Mimiläinen: um lugar a troco de fotos em topless

Piloto finlandesa Emma Kimiläinen recordou em entrevista a um podcast finlandês a proposta lamentável feita por uma equipa da Indy Lights.

(auto.look2010@gmail.com)

Muito mudou no mundo do desporto nos últimos anos no que diz respeito à igualdade de género. Ainda que o caminho a percorrer seja muito longo, existem histórias de tempos recentes que hoje em dia nos parecem bizarras. Esta é uma delas. Emma Kimiläinen, piloto finlandesa de 31 anos, recordou a oferta que recebeu há 10 anos para fazer parte de uma equipa que competia no Indy Lights, a categoria de acesso à IndyCar Series, prova realizada nos Estados Unidos da América.

Em entrevista ao podcast finandês Shikaani, Emma Kimiläinen recordou a condição no mínimo lamentável imposta pela equipa, cujo o nome não foi revelado: uma sessão fotográfica em topless: «Estava para ir para a equipa, mas liguei para saber como era o acordo.

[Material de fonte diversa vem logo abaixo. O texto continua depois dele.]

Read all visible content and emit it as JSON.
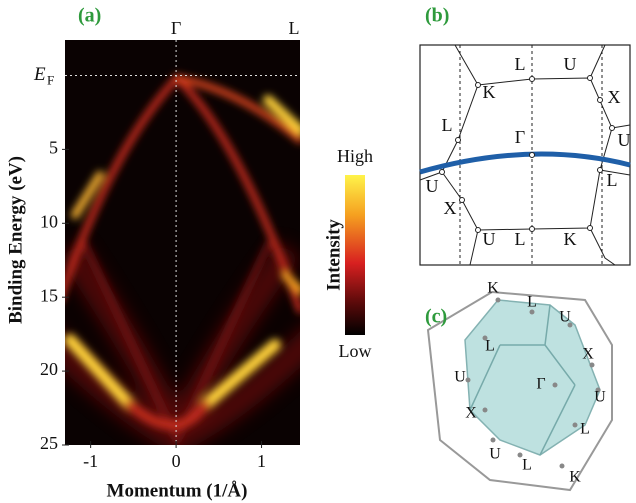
{
  "chart_data": {
    "type": "heatmap",
    "panel_label": "(a)",
    "xlabel": "Momentum (1/Å)",
    "ylabel": "Binding Energy (eV)",
    "xlim": [
      -1.3,
      1.45
    ],
    "ylim": [
      -2.4,
      25
    ],
    "y_inverted": true,
    "xticks": [
      -1,
      0,
      1
    ],
    "yticks": [
      5,
      10,
      15,
      20,
      25
    ],
    "top_ticks": [
      {
        "value": 0,
        "label": "Γ"
      },
      {
        "value": 1.45,
        "label": "L"
      }
    ],
    "fermi_level": {
      "value": 0,
      "label": "E",
      "subscript": "F"
    },
    "colorbar": {
      "high": "High",
      "low": "Low",
      "label": "Intensity"
    }
  },
  "panel_b": {
    "panel_label": "(b)",
    "points": [
      "L",
      "U",
      "K",
      "X",
      "L",
      "Γ",
      "U",
      "U",
      "L",
      "X",
      "L",
      "U",
      "K"
    ]
  },
  "panel_c": {
    "panel_label": "(c)",
    "points": [
      "K",
      "L",
      "U",
      "L",
      "X",
      "U",
      "Γ",
      "U",
      "X",
      "L",
      "U",
      "L",
      "K"
    ]
  }
}
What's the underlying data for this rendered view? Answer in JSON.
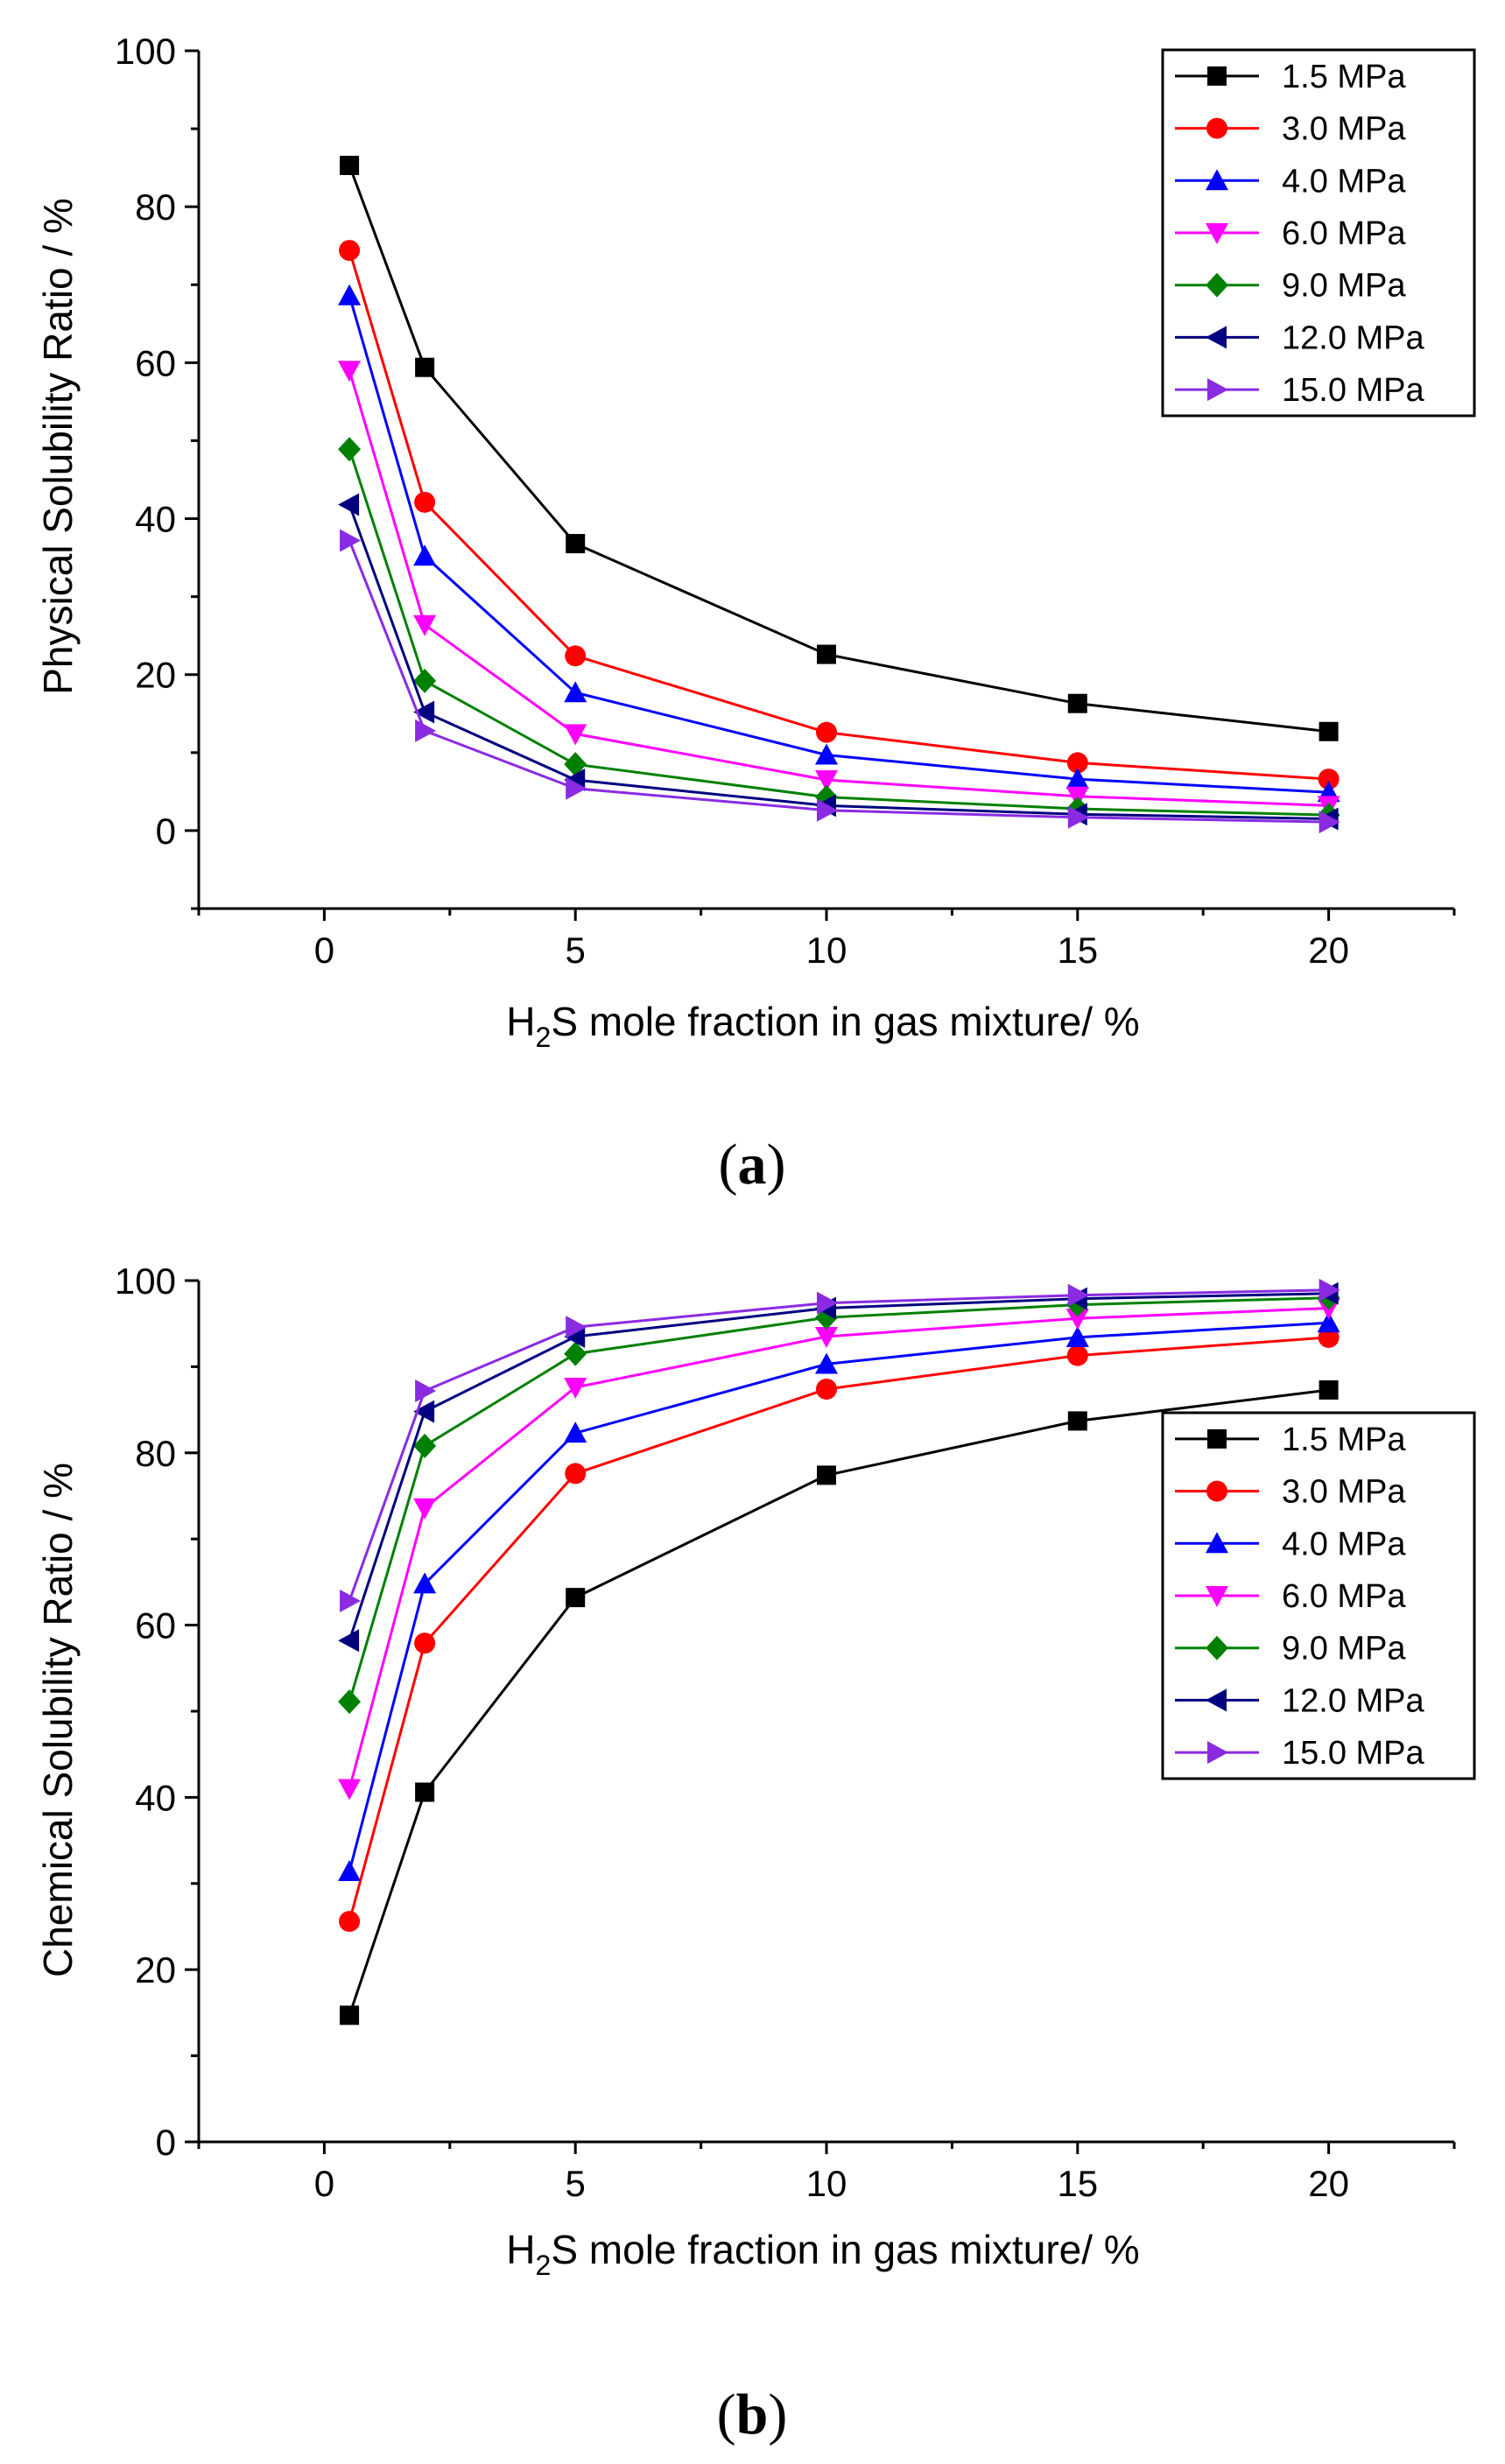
{
  "figure": {
    "colors": {
      "axis": "#000000",
      "background": "#ffffff"
    }
  },
  "chart_data": [
    {
      "type": "line",
      "panel_label": {
        "open": "(",
        "letter": "a",
        "close": ")"
      },
      "title": "",
      "ylabel": "Physical Solubility Ratio / %",
      "xlabel": {
        "prefix": "H",
        "subscript": "2",
        "suffix": "S mole fraction in gas mixture/ %"
      },
      "xlim": [
        -2.5,
        22.5
      ],
      "ylim": [
        -10,
        100
      ],
      "xticks": [
        0,
        5,
        10,
        15,
        20
      ],
      "xtick_labels": [
        "0",
        "5",
        "10",
        "15",
        "20"
      ],
      "yticks": [
        0,
        20,
        40,
        60,
        80,
        100
      ],
      "ytick_labels": [
        "0",
        "20",
        "40",
        "60",
        "80",
        "100"
      ],
      "grid": false,
      "legend_position": "top-right",
      "x": [
        0.5,
        2,
        5,
        10,
        15,
        20
      ],
      "series": [
        {
          "name": "1.5 MPa",
          "color": "#000000",
          "marker": "square",
          "values": [
            85.3,
            59.4,
            36.8,
            22.6,
            16.3,
            12.7
          ]
        },
        {
          "name": "3.0 MPa",
          "color": "#ff0000",
          "marker": "circle",
          "values": [
            74.4,
            42.1,
            22.4,
            12.6,
            8.7,
            6.6
          ]
        },
        {
          "name": "4.0 MPa",
          "color": "#0000ff",
          "marker": "triangle-up",
          "values": [
            68.6,
            35.2,
            17.7,
            9.7,
            6.6,
            4.9
          ]
        },
        {
          "name": "6.0 MPa",
          "color": "#ff00ff",
          "marker": "triangle-down",
          "values": [
            59.0,
            26.4,
            12.4,
            6.5,
            4.4,
            3.2
          ]
        },
        {
          "name": "9.0 MPa",
          "color": "#008000",
          "marker": "diamond",
          "values": [
            48.9,
            19.2,
            8.5,
            4.3,
            2.8,
            2.0
          ]
        },
        {
          "name": "12.0 MPa",
          "color": "#000080",
          "marker": "triangle-left",
          "values": [
            41.8,
            15.2,
            6.5,
            3.2,
            2.1,
            1.5
          ]
        },
        {
          "name": "15.0 MPa",
          "color": "#8a2be2",
          "marker": "triangle-right",
          "values": [
            37.2,
            12.8,
            5.4,
            2.6,
            1.7,
            1.1
          ]
        }
      ]
    },
    {
      "type": "line",
      "panel_label": {
        "open": "(",
        "letter": "b",
        "close": ")"
      },
      "title": "",
      "ylabel": "Chemical Solubility Ratio / %",
      "xlabel": {
        "prefix": "H",
        "subscript": "2",
        "suffix": "S mole fraction in gas mixture/ %"
      },
      "xlim": [
        -2.5,
        22.5
      ],
      "ylim": [
        0,
        100
      ],
      "xticks": [
        0,
        5,
        10,
        15,
        20
      ],
      "xtick_labels": [
        "0",
        "5",
        "10",
        "15",
        "20"
      ],
      "yticks": [
        0,
        20,
        40,
        60,
        80,
        100
      ],
      "ytick_labels": [
        "0",
        "20",
        "40",
        "60",
        "80",
        "100"
      ],
      "grid": false,
      "legend_position": "right",
      "x": [
        0.5,
        2,
        5,
        10,
        15,
        20
      ],
      "series": [
        {
          "name": "1.5 MPa",
          "color": "#000000",
          "marker": "square",
          "values": [
            14.7,
            40.6,
            63.2,
            77.4,
            83.7,
            87.3
          ]
        },
        {
          "name": "3.0 MPa",
          "color": "#ff0000",
          "marker": "circle",
          "values": [
            25.6,
            57.9,
            77.6,
            87.4,
            91.3,
            93.4
          ]
        },
        {
          "name": "4.0 MPa",
          "color": "#0000ff",
          "marker": "triangle-up",
          "values": [
            31.4,
            64.8,
            82.3,
            90.3,
            93.4,
            95.1
          ]
        },
        {
          "name": "6.0 MPa",
          "color": "#ff00ff",
          "marker": "triangle-down",
          "values": [
            41.0,
            73.6,
            87.6,
            93.5,
            95.6,
            96.8
          ]
        },
        {
          "name": "9.0 MPa",
          "color": "#008000",
          "marker": "diamond",
          "values": [
            51.1,
            80.8,
            91.5,
            95.7,
            97.2,
            98.0
          ]
        },
        {
          "name": "12.0 MPa",
          "color": "#000080",
          "marker": "triangle-left",
          "values": [
            58.2,
            84.8,
            93.5,
            96.8,
            97.9,
            98.5
          ]
        },
        {
          "name": "15.0 MPa",
          "color": "#8a2be2",
          "marker": "triangle-right",
          "values": [
            62.8,
            87.2,
            94.6,
            97.4,
            98.3,
            98.9
          ]
        }
      ]
    }
  ]
}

A resposta foi “Tivemos um desentendimento com o nosso parceiro. O acordo original era que quem fosse contratado tinha de tirar fotos de bikini, mas agora tem de ser em topless”. Fiquei a imaginar que patrocínio era este, até que ficou claro que se tratava de uma revista masculina importante», disse em entrevista ao podcast.

Depois das suas declarações ganharem repercussão na imprensa e nas redes sociais, a piloto finlandesa de 31 anos recorreu ao Twitter para dar mais pormenores em relação à oferta feita, naquela que foi mais uma das várias situações bizarras que encontrou na sua carreira.

«Existiram vários casos bizarros nos meus 28 anos de carreira e um deles foi que me foi oferecido um lugar no “Indy Lights” há 10 anos, mas que tinha de pousar em topless para fotografias numa “revista masculina de qualidade”. Obviamente que recusei a oferta sem dúvidas», disse, antes de comparar os tempos de hoje com a mentalidade da altura.

«Felizmente hoje em dia aquela oferta parece muito absurda e errada mas o mundo era muito diferente há 10 anos em relação aos direitos das mulheres e à igualdade em geral. Nas corridas existiam “grid girls” com roupas curtas e as mulheres eram vistas de forma sexista na indústria», afirmou.

Emma Kimiläinen considera que também no sector masculino existem histórias bizarras porque «onde há muito dinheiro envolvido, também há política». «Essa combinação leva sempre a situações estranhas, para lá do género e do desporto», notou.

Por fim, a finlandesa mostrou-se feliz pelos progressos feitos nos últimos anos, apesar do caminho ainda ser longo: «Tenho a dizer que como mãe de uma rapariga de 7 anos, estou feliz e orgulhoso dos progressos nos direitos das mulheres e na igualdade de gênero no mundo. Há muito a fazer mas estamos na direcção certa».